NHS patients to get ‘early access’ to new RNA cancer vaccines
NHS cancer patients will be able to access emerging RNA-based immunotherapies thanks to a newly announced partnership between BioNTech and the government
NHS cancer patients will get early access to new RNA vaccines following last month’s announcement between the UK government and the German biopharmaceutical company BioNTech. The aim of the collaboration is to deliver 10,000 therapies, personalised to patients, over the next seven years.
“The collaboration will cover various cancer types and infectious diseases”, explained BioNTech chief executive officer Professor Uğur Şahin, adding that patients will be provided “early access to our suite of cancer immunotherapies”.
This agreement builds on the success that BioNTech achieved two years ago during the coronavirus 19 pandemic; it was the first to have its Covid-19 vaccine effectively trialled and deployed to the general public. Although it was not the first-ever approved RNA-based therapeutic (the honour of which goes to patisiran, which we covered here), it became notable as the first mRNA vaccine.
The UK was the first in the world to administer BioNTech’s mRNA vaccine outside of clinical trial. “The UK successfully delivered Covid-19 vaccines so quickly because the NHS, academia, the regulator and the private sector worked together”, said Professor Şahin. “Today’s agreement shows we are committed to do the same for cancer patients.”
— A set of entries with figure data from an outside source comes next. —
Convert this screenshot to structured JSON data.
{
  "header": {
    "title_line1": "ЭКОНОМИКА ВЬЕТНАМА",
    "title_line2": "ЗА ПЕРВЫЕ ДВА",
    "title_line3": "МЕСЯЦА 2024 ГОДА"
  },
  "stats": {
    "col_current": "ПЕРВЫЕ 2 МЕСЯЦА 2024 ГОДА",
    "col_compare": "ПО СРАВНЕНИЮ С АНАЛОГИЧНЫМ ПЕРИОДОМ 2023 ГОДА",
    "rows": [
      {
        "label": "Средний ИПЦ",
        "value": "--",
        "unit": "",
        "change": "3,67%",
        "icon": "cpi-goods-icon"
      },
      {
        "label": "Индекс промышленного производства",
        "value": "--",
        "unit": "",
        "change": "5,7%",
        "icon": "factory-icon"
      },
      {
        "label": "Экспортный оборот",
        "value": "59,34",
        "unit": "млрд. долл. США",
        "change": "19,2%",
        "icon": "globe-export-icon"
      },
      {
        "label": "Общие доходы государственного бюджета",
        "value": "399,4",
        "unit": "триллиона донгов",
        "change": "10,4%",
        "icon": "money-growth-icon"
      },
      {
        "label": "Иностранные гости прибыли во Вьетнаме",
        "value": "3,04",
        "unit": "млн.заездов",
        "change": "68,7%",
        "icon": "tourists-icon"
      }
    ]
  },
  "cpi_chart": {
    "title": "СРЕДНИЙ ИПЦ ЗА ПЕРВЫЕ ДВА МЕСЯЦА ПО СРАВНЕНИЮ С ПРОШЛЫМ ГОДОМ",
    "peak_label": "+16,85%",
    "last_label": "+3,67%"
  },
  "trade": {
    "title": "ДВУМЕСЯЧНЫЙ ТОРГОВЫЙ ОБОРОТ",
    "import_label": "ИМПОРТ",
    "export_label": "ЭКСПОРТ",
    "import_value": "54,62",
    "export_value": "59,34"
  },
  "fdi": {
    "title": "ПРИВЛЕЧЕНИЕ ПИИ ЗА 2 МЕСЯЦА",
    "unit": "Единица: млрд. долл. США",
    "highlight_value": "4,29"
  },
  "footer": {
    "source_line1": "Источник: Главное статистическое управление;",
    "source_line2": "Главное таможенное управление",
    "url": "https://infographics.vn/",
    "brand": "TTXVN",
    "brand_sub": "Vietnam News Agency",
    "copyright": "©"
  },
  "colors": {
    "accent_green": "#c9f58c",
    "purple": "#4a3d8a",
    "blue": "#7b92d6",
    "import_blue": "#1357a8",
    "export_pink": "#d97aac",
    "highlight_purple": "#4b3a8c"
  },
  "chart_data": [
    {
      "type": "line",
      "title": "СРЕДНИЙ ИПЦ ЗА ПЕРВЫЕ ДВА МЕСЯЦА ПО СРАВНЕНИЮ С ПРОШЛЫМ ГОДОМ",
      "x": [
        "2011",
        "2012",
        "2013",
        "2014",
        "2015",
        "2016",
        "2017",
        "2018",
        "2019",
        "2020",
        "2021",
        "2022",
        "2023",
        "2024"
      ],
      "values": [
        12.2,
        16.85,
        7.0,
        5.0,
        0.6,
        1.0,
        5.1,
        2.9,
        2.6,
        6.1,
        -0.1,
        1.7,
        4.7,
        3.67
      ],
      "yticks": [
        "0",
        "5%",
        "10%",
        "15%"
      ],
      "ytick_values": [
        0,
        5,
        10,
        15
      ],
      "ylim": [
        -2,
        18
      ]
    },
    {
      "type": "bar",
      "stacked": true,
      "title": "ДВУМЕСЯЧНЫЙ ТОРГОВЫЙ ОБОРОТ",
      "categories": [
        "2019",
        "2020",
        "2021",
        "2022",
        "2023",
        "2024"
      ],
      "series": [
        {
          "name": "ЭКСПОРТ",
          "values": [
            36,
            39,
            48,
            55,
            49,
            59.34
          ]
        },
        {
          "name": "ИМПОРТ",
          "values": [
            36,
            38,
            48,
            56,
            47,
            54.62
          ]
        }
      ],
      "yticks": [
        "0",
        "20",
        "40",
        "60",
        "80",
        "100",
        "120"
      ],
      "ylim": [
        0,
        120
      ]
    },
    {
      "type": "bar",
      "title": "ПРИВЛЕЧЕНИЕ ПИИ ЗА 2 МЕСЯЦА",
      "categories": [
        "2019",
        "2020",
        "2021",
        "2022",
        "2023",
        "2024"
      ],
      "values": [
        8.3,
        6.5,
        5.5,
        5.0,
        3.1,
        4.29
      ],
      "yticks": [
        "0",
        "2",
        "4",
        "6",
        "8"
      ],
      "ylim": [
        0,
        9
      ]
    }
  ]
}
- Understand: How an mRNA vaccine works
RNA vaccines as a type of cancer vaccine
Cancer vaccines are a form of immunotherapy. They work by getting the body’s own immune system to recognise and destroy cancer cells. Several different types exist – among which include RNA vaccines – and are developing areas of cancer therapies.
Cancer vaccines differ from the vaccines against microbes, such as viruses, where the same treatment can be given to millions of people. Cancer vaccines, on the other hand, must be personalised because each cancer is unique.
By engineering the vaccine to contain instructions based on the patient’s own cancer, an immune response can be provoked against it. “We hope that by finding out how to vaccinate people against their own cancers we can further improve their chances of staying cancer-free,” said NHS England’s clinical director for cancer Professor Peter Johnson.
Boosting cancer vaccine access
A new ‘cancer vaccine launch pad’ will be responsible for managing access to the new treatments. It will be jointly set up by NHS England and Genomics England, and is set to work in parallel with the existing NHS Genomic Medicine Service.
The launch pad will also be quickly identifying patients, across multiple cancer types, who could benefit from joining clinical trials. These trials could start as early as this autumn. If the clinical trials are successful, it is envisaged that the treatments will become part of standard cancer care pathways.